What did you recently finish reading?
What do you think you’ll read next?
Currently Reading
Making good on my plans for the last few weeks, I’ve been reading Lovecraft Country by Matt Ruff. I’m currently a little over halfway through and it’s almost everything I’d hoped it would be. It doesn’t lean quite as much on the horror aspects of it as I would like, but they’re very real and very present. Though not literally from the pages of Lovecraft’s works, there are certainly eldritch forces at play. This includes a stand-out encounter with a racist ghost, a sequence which I found marvelous in how it shifted the tone and how the character dealt with it. The racism of Jim Crow America is the most impactful part, made all the more horrific by the reality of it all. It blends with the horror genre superbly.

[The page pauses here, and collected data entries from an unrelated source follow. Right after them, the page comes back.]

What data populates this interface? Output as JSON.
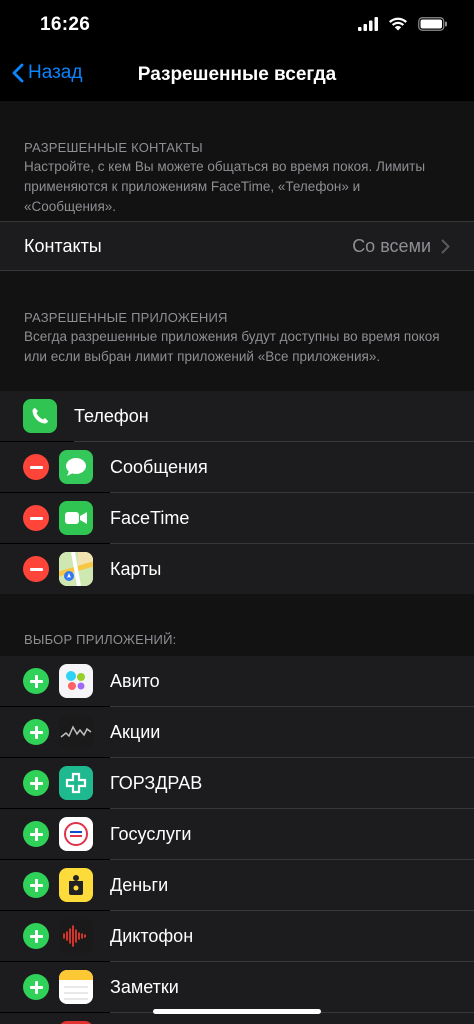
{
  "status": {
    "time": "16:26"
  },
  "nav": {
    "back_label": "Назад",
    "title": "Разрешенные всегда"
  },
  "contacts_section": {
    "title": "РАЗРЕШЕННЫЕ КОНТАКТЫ",
    "description": "Настройте, с кем Вы можете общаться во время покоя. Лимиты применяются к приложениям FaceTime, «Телефон» и «Сообщения».",
    "row_label": "Контакты",
    "row_value": "Со всеми"
  },
  "allowed_section": {
    "title": "РАЗРЕШЕННЫЕ ПРИЛОЖЕНИЯ",
    "description": "Всегда разрешенные приложения будут доступны во время покоя или если выбран лимит приложений «Все приложения».",
    "items": [
      {
        "label": "Телефон",
        "icon": "phone-icon",
        "removable": false
      },
      {
        "label": "Сообщения",
        "icon": "messages-icon",
        "removable": true
      },
      {
        "label": "FaceTime",
        "icon": "facetime-icon",
        "removable": true
      },
      {
        "label": "Карты",
        "icon": "maps-icon",
        "removable": true
      }
    ]
  },
  "choose_section": {
    "title": "ВЫБОР ПРИЛОЖЕНИЙ:",
    "items": [
      {
        "label": "Авито",
        "icon": "avito-icon"
      },
      {
        "label": "Акции",
        "icon": "stocks-icon"
      },
      {
        "label": "ГОРЗДРАВ",
        "icon": "gorzdrav-icon"
      },
      {
        "label": "Госуслуги",
        "icon": "gosuslugi-icon"
      },
      {
        "label": "Деньги",
        "icon": "money-icon"
      },
      {
        "label": "Диктофон",
        "icon": "voice-memos-icon"
      },
      {
        "label": "Заметки",
        "icon": "notes-icon"
      },
      {
        "label": "",
        "icon": "app-icon"
      }
    ]
  },
  "colors": {
    "accent": "#0a84ff",
    "add": "#30d158",
    "remove": "#ff453a",
    "cell": "#1c1c1e",
    "group_header": "#121212"
  }
}
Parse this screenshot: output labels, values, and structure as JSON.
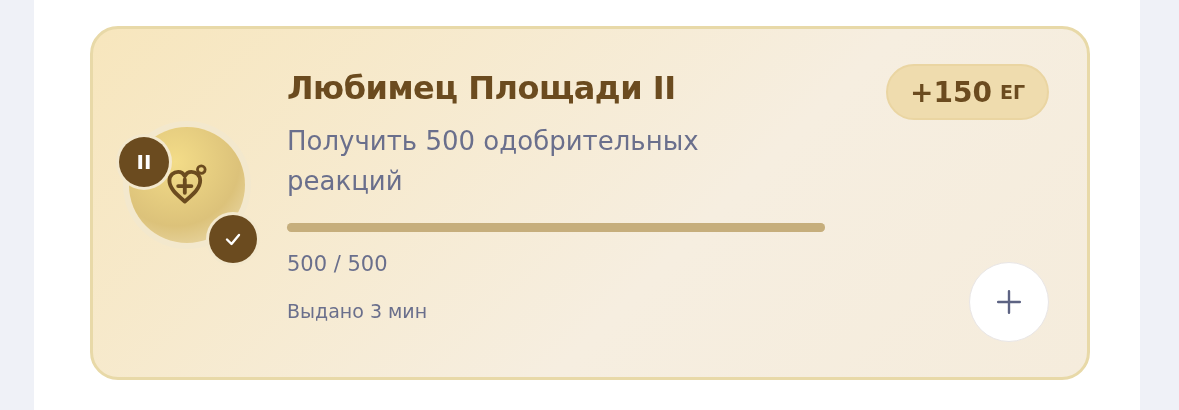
{
  "achievement": {
    "tier": "II",
    "completed": true,
    "title": "Любимец Площади II",
    "description": "Получить 500 одобрительных реакций",
    "level": 1.0,
    "progress": "500 / 500",
    "issued": "Выдано 3 мин",
    "reward": {
      "amount": "+150",
      "unit": "ЕГ"
    }
  }
}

I’ve also been reading Reflections: On the Magic of Writing by Diana Wynne Jones, though I’ve more bit dipping in and out of it, reading an entry here and there. It’s different from what I expected, as they’re essays, letters, articles, she’s written or taken a part of over the course of her entire life. It’s more of a bringing together of existing writings she’s done than anything new, though I think they’d a lot more hard to track down outside of this book. Her insight into writing for children, as well as her experience writing for adults by contrast, is quite valuable. Nothing is explicitly written as writing advice, but in their own way provide worthwhile insight into understanding the structure and formation of narrative.
Recently Finished
Nothing yet, but I’m working on it!
Reading Next
Despite other books brought up in past posts, I think I will read The Sisters Brothers by Patrick deWitt next. I’ve had a copy for a few years now, and jotted it down among other books at the beginning of 2017 to get through by year’s end. A lot of the fiction I’ve been reading has been in the realms of fantasy, science fiction, and horror lately too, so I think a more grounded book will be a nice change of pace. I know it’s a Western, so I’m not stepping all that far out of genre fiction, but I love it here, dang it.